Some content warnings include: War, death, medical content such as surgery, PTSD, blood, gore, injury, violence


Review of The Warm Hands of Ghosts

Setting & Paranormal Elements

The setting of this book takes place during World War One, which is not a setting that I usually gravitate towards. I know there is a lot of World War Two historical fiction out there, and I don’t usually like to spend my time reading about wars in Europe when I have found other historical fiction settings to be more aligned with my interests. However, I will acknowledge that World War One really set the foundational stage to the geopolitics we have today in the West, and much of the imperialistic and capitalistic systems we experience today have important roots during this era as well. 

With this setting as the backdrop, the author brings to the forefront the horrors and trauma of war; of poor folks fighting rich men’s wars, and the long-term impact that this kind of violence has on a psyche. The ghosts and the paranormal parts of this are the perfect addition to this setting, and it highlights the trauma and the desperation felt by people who have experienced the violence of war. 

The paranormal/fantastical elements are a subtle haunting that’s written within the lines and in between the pauses of conversations. I wouldn’t personally recommend this to horror fans looking for a thrill because this is not that kind of book. Ghosts are there but not there, they are hidden in the moments and stuck in between moments. They come as a tantalizing relief, a pause between the violence, and a wishing for what could have been. To me, it really shows the skill of Arden as a writer to be able to delicately weave these instances within the brutality of war. It’s a poetic juxtaposition; and I absolutely loved this aspect of the book.

Characters

The cast in this novel carried the plot in compelling ways. We have two main points of view: the first is Laura Iven, who was a combat nurse who was sent home to Canada due to an injury, who then goes back to France to search for her brother. The other point of view is her brother Fred, who is on the front lines and trying to escape the hell that is no-man’s-land after he is left for dead on the battlefield. As the story progresses, the points of view carry the characters closer to each other towards a bittersweet but satisfying ending. Each character is full of depth and their goals are distinct and carry them through the plot with agency, and to foil all of them is our mysterious violin player who seems to offer all his guests exactly what they want. 

Themes

There were two main themes that highlighted themselves to me. The first theme was the historical element of the poor folks fighting the rich man’s war. This is highlighted in stark reference to the generals and strategists living lives of luxury in French chateaus mere miles away from the trenches, which most famously inspired Tolkien’s land of Mordor. There’s an instance where the strategists decided to place a hospital by a large stockpile of explosives thinking the enemy would not bomb the hospital but the enemy did anyways. That event is often remembered by the characters not so much as the enemy bombing the hospital, but as a critique of the strategists who put the hospital there to begin with. 

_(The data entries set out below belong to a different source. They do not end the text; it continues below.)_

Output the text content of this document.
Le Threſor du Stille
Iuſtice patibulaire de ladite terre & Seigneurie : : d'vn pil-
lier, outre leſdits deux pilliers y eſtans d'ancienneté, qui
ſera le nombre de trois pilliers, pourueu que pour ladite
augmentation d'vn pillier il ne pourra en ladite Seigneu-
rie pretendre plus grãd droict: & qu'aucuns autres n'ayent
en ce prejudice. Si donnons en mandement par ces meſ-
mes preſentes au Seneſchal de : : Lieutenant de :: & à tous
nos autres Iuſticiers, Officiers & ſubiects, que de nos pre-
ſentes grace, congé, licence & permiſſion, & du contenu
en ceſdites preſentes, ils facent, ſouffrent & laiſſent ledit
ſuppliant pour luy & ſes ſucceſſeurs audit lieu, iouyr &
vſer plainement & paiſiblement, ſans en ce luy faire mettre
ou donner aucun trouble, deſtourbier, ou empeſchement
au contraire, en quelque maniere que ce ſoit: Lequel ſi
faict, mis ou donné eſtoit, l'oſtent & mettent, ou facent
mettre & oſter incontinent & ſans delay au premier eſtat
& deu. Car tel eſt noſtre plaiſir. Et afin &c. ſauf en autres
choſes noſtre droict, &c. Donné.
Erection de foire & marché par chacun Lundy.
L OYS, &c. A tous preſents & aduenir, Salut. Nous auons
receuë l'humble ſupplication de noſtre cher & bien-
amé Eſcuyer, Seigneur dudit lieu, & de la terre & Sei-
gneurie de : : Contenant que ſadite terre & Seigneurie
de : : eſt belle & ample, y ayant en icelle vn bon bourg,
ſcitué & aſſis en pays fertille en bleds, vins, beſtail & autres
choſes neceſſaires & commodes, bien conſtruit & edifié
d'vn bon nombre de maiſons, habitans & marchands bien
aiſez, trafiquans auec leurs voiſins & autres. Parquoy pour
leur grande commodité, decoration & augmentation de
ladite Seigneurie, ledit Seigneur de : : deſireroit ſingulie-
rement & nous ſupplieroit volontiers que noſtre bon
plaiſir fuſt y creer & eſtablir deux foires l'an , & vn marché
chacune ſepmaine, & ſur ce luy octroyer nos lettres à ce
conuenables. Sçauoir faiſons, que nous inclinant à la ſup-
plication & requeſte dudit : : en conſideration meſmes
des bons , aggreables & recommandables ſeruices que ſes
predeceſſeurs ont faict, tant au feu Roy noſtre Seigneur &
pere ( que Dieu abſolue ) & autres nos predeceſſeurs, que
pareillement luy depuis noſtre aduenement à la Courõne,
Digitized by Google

The second theme was a question that took the appearance of a faustian deal along the lines of “what would you give to forget all of this?” In the wake of the war being so utterly horrific for those on the front lines, the answer becomes incredibly simple for many characters: they’d give anything and everything they could. Both Laura and Fred have to claw through every emotion and hurt to find each other and cling to what they can to survive this ordeal. The existential questions that continually present themselves throughout the narrative challenge the characters to assess what is the meaning of their lives and what hope does their future hold.


Mood board for The Warm Hands of Ghosts
Mood board for The Warm Hands of Ghosts

Overall, this was a solid read. It was emotional and kept me engaged, it was heartbreaking and bittersweet all throughout. I definitely recommend it if you’re looking for a historical fiction with a paranormal twist, and a war story that doesn’t so much focus on the war, but on the horrors that war creates.

The Warm Hands of Ghosts by Katherine Arden is out tomorrow, February 13th, 2024!